A new study outlines the potential economic, environmental, and public health benefits of increasing cycling mode share in London, which has pledged to achieve net-zero emissions by 2030.
According to a report from Transport for the Quality of Life, tripling bicycle mode share in London would "save lives, create jobs and result in an annual economic dividend of $6.5 billion," in addition to environmental benefits and traffic reduction, writes Carlton Reid.
A TfL analysis from 2016 suggested that 3.1 million daily car driver trips and 1.6 million car passenger trips in London could be switched to cycling or walking.
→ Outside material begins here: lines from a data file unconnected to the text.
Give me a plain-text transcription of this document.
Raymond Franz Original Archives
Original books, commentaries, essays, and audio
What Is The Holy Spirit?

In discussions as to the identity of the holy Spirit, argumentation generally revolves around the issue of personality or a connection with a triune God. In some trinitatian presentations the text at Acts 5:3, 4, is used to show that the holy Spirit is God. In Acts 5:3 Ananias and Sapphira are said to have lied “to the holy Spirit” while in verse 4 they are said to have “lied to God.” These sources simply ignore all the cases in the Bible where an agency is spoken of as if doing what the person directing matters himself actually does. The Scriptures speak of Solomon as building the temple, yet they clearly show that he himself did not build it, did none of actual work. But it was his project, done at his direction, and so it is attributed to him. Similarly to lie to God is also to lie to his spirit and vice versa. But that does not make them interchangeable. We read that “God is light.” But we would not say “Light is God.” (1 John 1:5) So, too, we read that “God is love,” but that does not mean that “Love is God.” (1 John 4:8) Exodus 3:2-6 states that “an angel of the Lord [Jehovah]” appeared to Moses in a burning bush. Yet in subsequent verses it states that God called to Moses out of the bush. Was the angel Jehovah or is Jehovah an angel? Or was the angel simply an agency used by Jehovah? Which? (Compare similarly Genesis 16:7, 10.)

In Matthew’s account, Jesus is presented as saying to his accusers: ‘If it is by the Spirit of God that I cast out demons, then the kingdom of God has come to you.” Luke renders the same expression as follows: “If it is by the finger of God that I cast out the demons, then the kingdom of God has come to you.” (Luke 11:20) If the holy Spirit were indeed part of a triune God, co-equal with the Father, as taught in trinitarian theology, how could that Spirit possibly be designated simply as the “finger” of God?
More than half of these trips are less than 3 kilometers in length, and it is often far quicker to cycle than to drive in Central London where motoring speeds have barely increased since the days of the horse and cart.
The city has pledged to reach net-zero emissions by 2030, and boosting bicycling could help achieve that goal and create economic benefits. "Investment in cycleways was one of the best ways of creating jobs through infrastructure spend, more than any other infrastructure project aside from energy efficiency in buildings, reported the TUC’s 2020 study." But without additional funding, London's transportation system will have to make service cuts and end investment in active travel projects, says another report prepared for Transport for London's finance committee.
The report estimates that with robust government support and investment in infrastructure, cycling mode share could grow from 2 percent to 14 percent of trips by 2030.